Batista agrees that home birth does make for happier mommies. "With a home birth her labor is undisturbed. She does not have to be picked up halfway through and rushed to the hospital. I cannot state enough how much a difference this makes." He adds, later, "After experiencing both hospital and home birth, my wife and I wouldn't even consider going to a hospital again unless there was a very compelling medical reason why we should do so."

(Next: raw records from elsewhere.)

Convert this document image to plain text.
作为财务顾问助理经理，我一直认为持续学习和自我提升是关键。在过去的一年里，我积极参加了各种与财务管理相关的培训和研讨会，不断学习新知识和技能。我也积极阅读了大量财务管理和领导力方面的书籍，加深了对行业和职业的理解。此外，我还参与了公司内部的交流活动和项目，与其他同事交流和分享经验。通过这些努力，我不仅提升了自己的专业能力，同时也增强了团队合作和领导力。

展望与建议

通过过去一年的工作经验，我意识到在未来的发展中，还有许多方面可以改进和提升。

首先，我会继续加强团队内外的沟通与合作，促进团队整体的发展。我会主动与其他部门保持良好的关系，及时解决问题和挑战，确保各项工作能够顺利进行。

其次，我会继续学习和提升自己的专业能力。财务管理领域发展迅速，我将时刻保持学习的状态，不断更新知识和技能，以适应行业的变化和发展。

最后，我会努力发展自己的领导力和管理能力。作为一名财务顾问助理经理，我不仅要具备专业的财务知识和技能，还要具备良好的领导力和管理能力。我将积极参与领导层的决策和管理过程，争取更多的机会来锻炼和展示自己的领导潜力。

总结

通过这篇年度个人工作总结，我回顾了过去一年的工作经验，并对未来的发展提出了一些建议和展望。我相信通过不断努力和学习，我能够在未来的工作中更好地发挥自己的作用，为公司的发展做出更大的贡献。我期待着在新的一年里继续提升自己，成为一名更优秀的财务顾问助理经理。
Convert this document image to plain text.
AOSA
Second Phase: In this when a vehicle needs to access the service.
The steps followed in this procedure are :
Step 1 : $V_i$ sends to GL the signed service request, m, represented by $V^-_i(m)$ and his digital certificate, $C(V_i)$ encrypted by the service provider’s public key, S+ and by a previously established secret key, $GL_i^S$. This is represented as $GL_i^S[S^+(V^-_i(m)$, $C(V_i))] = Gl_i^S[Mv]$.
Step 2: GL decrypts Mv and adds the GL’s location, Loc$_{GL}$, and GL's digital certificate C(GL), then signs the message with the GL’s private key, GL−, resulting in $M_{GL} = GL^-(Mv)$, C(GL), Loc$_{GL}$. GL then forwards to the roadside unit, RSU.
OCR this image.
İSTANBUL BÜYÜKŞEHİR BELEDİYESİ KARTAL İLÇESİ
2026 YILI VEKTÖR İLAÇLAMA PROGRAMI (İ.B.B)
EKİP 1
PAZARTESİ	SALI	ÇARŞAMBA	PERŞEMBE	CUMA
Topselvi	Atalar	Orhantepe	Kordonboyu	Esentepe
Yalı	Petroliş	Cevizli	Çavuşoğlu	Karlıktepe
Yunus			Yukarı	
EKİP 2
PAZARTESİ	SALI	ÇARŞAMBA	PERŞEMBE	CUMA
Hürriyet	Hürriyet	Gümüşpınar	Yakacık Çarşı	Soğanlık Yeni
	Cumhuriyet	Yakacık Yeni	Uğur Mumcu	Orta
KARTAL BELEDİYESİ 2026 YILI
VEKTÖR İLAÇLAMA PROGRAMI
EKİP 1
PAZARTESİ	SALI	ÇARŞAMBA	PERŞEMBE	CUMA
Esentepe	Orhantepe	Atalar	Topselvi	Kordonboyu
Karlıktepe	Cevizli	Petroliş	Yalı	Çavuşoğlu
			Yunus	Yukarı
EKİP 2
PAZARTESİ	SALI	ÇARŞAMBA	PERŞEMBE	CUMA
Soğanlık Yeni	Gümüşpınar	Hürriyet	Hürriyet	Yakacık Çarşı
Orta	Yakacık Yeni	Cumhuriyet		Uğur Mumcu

And there we have it. Straight from the alpha male's mouth. One alpha male's mouth, anyway; I've read some other men's confessions that they found childbirth gory and disgusting. Everyone's different (although, in my opinion, those other men are wimps). Home birth is not, as I think we can all agree upon, for everyone. But I think Batista's account shows that it can be a great experience for dads, as well as moms, and for more directly positive reasons than "She wants it and I support her." Home birth can also uniquely support him. Since birth is a family event, I think this is worth including in the conversation, too. Aaron and I are currently discussing a baby Newman #2, and while adoption is a definite contender, we haven't ruled out another pregnancy. I have mentioned home birth, and although Aaron gets a little pale when I do, I'm guessing Batista's "7 Secrets" will broaden his perspective. Our hospital birth was pretty fun, all told, but definitely had its down sides. I have a hunch that home birth would go a long way to address those if we give it another go. ANYway... For now, we're just talking. I'll of course keep all y'all posted on our family expansion plan as it unfolds.
Dads, what were your experiences like during your children's births? Moms, do you think your partners would enjoy the aspects of home birth that Batista draws attention to? Do you think your menfolk would even consider it an option? Would you?